Cross-Attention Transformer for Video Interpolation
This work addresses video interpolation for applications like video editing and compression, presenting an incremental improvement by combining transformers with attention mechanisms to enhance efficiency without flow estimation.
The authors tackled video frame interpolation by proposing TAIN, a residual neural network that uses a novel Cross Similarity transformer module and Image Attention to refine predictions, achieving performance comparable to flow-based methods with computational efficiency on benchmarks like Vimeo90k, UCF101, and SNU-FILM.

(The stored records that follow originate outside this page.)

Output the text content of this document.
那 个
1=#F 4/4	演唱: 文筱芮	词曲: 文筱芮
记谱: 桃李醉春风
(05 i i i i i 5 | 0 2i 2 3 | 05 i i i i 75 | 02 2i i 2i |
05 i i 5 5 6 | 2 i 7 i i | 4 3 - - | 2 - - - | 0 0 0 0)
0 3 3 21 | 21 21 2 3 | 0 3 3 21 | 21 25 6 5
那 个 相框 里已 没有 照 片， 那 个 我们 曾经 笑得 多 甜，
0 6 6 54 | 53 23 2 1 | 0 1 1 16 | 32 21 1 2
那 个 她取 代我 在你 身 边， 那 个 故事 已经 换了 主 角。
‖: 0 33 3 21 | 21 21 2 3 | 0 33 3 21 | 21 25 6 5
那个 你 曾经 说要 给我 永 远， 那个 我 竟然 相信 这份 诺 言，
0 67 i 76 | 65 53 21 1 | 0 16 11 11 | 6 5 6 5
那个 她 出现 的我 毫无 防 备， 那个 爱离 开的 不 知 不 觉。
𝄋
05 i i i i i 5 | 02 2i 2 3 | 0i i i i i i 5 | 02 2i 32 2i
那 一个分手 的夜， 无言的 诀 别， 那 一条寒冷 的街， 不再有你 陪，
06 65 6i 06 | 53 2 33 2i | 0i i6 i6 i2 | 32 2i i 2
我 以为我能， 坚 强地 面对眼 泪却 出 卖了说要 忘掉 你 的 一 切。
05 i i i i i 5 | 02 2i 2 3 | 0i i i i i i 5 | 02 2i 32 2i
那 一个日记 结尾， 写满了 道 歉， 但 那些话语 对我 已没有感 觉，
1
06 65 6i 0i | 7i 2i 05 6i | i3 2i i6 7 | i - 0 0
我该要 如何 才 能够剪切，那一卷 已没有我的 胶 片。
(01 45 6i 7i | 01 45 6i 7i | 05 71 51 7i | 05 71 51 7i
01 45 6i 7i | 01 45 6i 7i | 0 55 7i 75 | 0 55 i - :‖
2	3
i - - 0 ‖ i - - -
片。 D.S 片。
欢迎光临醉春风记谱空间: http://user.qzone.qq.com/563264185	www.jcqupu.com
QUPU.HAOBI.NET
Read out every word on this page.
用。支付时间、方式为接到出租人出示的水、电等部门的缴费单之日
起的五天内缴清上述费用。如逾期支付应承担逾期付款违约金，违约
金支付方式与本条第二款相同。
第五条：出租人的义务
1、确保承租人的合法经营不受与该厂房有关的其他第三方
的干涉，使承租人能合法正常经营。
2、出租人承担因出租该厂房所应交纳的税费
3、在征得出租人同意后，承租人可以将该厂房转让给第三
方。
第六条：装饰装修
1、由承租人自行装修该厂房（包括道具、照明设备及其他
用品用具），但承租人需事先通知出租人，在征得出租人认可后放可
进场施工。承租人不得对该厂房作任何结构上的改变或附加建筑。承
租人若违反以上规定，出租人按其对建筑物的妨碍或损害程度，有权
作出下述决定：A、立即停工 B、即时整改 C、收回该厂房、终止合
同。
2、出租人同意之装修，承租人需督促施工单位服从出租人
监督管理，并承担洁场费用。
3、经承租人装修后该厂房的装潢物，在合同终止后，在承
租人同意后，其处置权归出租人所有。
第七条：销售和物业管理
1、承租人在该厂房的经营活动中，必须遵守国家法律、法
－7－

We propose TAIN (Transformers and Attention for video INterpolation), a residual neural network for video interpolation, which aims to interpolate an intermediate frame given two consecutive image frames around it. We first present a novel vision transformer module, named Cross Similarity (CS), to globally aggregate input image features with similar appearance as those of the predicted interpolated frame. These CS features are then used to refine the interpolated prediction. To account for occlusions in the CS features, we propose an Image Attention (IA) module to allow the network to focus on CS features from one frame over those of the other. TAIN outperforms existing methods that do not require flow estimation and performs comparably to flow-based methods while being computationally efficient in terms of inference time on Vimeo90k, UCF101, and SNU-FILM benchmarks.